○龍谷ミュージアム 特別展『仏教の来た道-シルクロード探検の旅』(2012年4月28日~7月16日)
朝から下京の源氏史跡めぐりをしているうち、10時になったので、西本願寺前の龍谷ミュージアムに入る。1年ぶりだ。「展示は2階からです」と促されて、会場に入ってみると、冒頭は「仏教の渡来」と題して、ガンダーラの仏立像や仏伝浮彫を展示。あれ? この階は開館記念展と変わってないのかな?と、ちょっと戸惑った。そうでないことには、すぐ気づいたが、いくつかの展示品と、もしかするとパネルの一部は使い回しているように思う(違ったらごめんなさい)。
初見の資料で、いいなーと思ったのは、マトゥラーの四面仏坐像。卓上に乗るサイズの赤砂岩のキューブで、四面に、上半身裸のがっちりした仏が結跏趺坐している。ガンダーラ、アフガニスタンの塑像(ストゥッコ)は、背をかかめた供養人像の、繊細な畏怖の表現に息をつめて見入る。
やがて、中国西域のめずらしい仏教文物が、ぞろぞろと目の前に現れる。コータンの中心地ヨートカンで出土した共命鳥小像、かわいいなー。ゆるキャラになりそう。本展には、龍谷大学だけでなく、さまざまな関係機関の所蔵品が、精力的に集められていて、うれしい。東博の東洋館(2013年まで工事閉館中)の名品、有翼天使像壁画(ミーラン出土)も来ていた(~6/3)。東大東洋文化研究所からは、壁画片・武人俑など9点。大学の研究所の所蔵品って、めったに一般人は見ることができないから、絶好のチャンスである。特に『菩薩衣文壁画』(7世紀)は、名前のとおり、衣の断片でしかないが、色彩の残りが完璧!
MIHOミュージアムの『ソグド人墓石榻囲屏門闕』も、同館で何度か見ているが、あらためて解説を読んで、いろいろ学んだ。画面には、ソグド人だけでなく、エフタル(謎の多い遊牧民族)とか突厥人も描かれているとか、水辺の立つ主のいない馬は、漢代の画像石以来の伝統で、主人が楽園に達したことを表すとか…。
さらに、マニ教について充実したセクションが設けられていて、興奮した。昨年、大和文華館の『信仰と絵画』で見た同館の六道図、山梨・栖雲寺所蔵の『虚空蔵菩薩像』(~6/3)もあり。ここは後期(6/5~)もくると、日本国内で見つかっているマニ教絵画を全点見られるんじゃないかな。私は大和文華館展の図録を買い逃したので、今展の図録は、とってもうれしい。

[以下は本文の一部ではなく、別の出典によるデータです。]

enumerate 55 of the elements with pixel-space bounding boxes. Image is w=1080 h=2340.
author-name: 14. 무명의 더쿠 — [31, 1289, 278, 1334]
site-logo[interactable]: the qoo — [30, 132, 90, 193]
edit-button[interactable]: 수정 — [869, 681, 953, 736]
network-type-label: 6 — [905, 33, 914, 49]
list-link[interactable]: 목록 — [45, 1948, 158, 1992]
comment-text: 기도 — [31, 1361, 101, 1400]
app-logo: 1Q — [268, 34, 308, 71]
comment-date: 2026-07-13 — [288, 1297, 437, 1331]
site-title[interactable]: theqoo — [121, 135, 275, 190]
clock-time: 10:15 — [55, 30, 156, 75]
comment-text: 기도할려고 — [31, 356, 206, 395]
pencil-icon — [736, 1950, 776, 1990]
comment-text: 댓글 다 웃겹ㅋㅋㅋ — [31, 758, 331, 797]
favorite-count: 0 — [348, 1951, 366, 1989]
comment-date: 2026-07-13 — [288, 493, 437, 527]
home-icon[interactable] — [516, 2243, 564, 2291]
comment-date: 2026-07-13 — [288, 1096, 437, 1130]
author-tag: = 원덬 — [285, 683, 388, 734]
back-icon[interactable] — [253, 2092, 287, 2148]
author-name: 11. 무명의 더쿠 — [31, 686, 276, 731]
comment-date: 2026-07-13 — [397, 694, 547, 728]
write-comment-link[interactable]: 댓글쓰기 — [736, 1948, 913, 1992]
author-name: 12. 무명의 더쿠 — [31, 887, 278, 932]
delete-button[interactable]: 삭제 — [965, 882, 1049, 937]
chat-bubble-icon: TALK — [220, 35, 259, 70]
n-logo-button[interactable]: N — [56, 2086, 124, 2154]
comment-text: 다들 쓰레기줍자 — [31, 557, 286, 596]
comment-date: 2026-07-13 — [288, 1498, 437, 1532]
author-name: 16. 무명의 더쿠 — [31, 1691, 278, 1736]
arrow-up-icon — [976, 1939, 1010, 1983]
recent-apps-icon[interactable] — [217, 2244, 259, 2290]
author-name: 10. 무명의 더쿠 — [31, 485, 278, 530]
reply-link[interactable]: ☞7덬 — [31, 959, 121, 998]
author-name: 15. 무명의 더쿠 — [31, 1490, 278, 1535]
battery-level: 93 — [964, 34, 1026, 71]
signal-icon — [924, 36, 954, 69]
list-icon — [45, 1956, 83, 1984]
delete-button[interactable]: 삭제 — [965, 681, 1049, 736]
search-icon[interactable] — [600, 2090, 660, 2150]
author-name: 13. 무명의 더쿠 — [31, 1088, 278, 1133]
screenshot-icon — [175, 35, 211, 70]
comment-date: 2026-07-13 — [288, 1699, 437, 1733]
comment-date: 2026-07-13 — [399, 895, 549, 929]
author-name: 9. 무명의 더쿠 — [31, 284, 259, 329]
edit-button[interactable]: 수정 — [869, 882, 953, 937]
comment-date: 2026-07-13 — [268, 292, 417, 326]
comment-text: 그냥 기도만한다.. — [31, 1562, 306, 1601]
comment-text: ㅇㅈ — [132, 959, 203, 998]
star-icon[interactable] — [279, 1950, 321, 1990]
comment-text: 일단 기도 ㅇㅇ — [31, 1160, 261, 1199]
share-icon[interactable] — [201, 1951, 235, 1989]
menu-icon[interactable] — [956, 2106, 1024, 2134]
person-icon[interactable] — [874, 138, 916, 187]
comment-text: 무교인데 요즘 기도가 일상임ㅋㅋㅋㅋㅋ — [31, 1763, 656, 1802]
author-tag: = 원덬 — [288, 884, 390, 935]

2階の仏像・仏画に対し、3階は文字資料が中心となる。文字資料は、前後期展示替えするものが多い。敦煌出土の絵入り仏名経はかわいい。トルファンの印沙仏は、日本でいう印仏である。説法印を結ぶ坐仏を描いた四角い印を、きっちり並べて押していた。
『李柏尺牘稿』は、あの楼蘭出土。ほぼ完全な形の2枚の文書と39点の断片があるが、今ならその2枚の文書が見られる(~5/13)。「現存する墨書した文書として最も初期のもの」という説明を読み、前日に見た陽明文庫展の感激が、ちょっと冷めてしまった。前涼時代、324~328年だものな…。大谷光瑞が隊員に出した指示「選ばず全てを持ち帰れ」によって、こうした資料が伝えられた、という解説に唸った。
文字資料の中には、10センチ四方にも足らない紙片もある。トルファンの『マニ文字ウイグル語マニ教教典』もそのひとつ。わずか数ワード(?)の解読から「高昌故城にあったマニ教教会の庫に保管されていた洋装本の一葉」と判明するのだから、魔法のようだ。
最後に、大谷探検隊関連の資料がまとめて出ていた(龍谷大学のほか、一部は隊員の菩提寺等が所蔵)。隊員の日記、スケッチ、大谷光瑞による指図書、旅行教範(探検のガイドテキスト)など。私は、こういうアーカイブ資料が好きなので、各人各様の日記帳を見ているだけでも楽しかった。旅行鞄、写真帖、ガラス乾板などのほか、植物標本(押し花)や毛皮服まであるのには驚いた。これらを保存していくのは大変だろうなあ…。
探検隊の野営図、沙漠の中を行くラクダの列、今では観光地化した遺跡の当時の様子、西域の市場風景など、ところどころに添えられた古写真も興味深い(拡大に耐えるのは、かなり精度がよいのだろう)。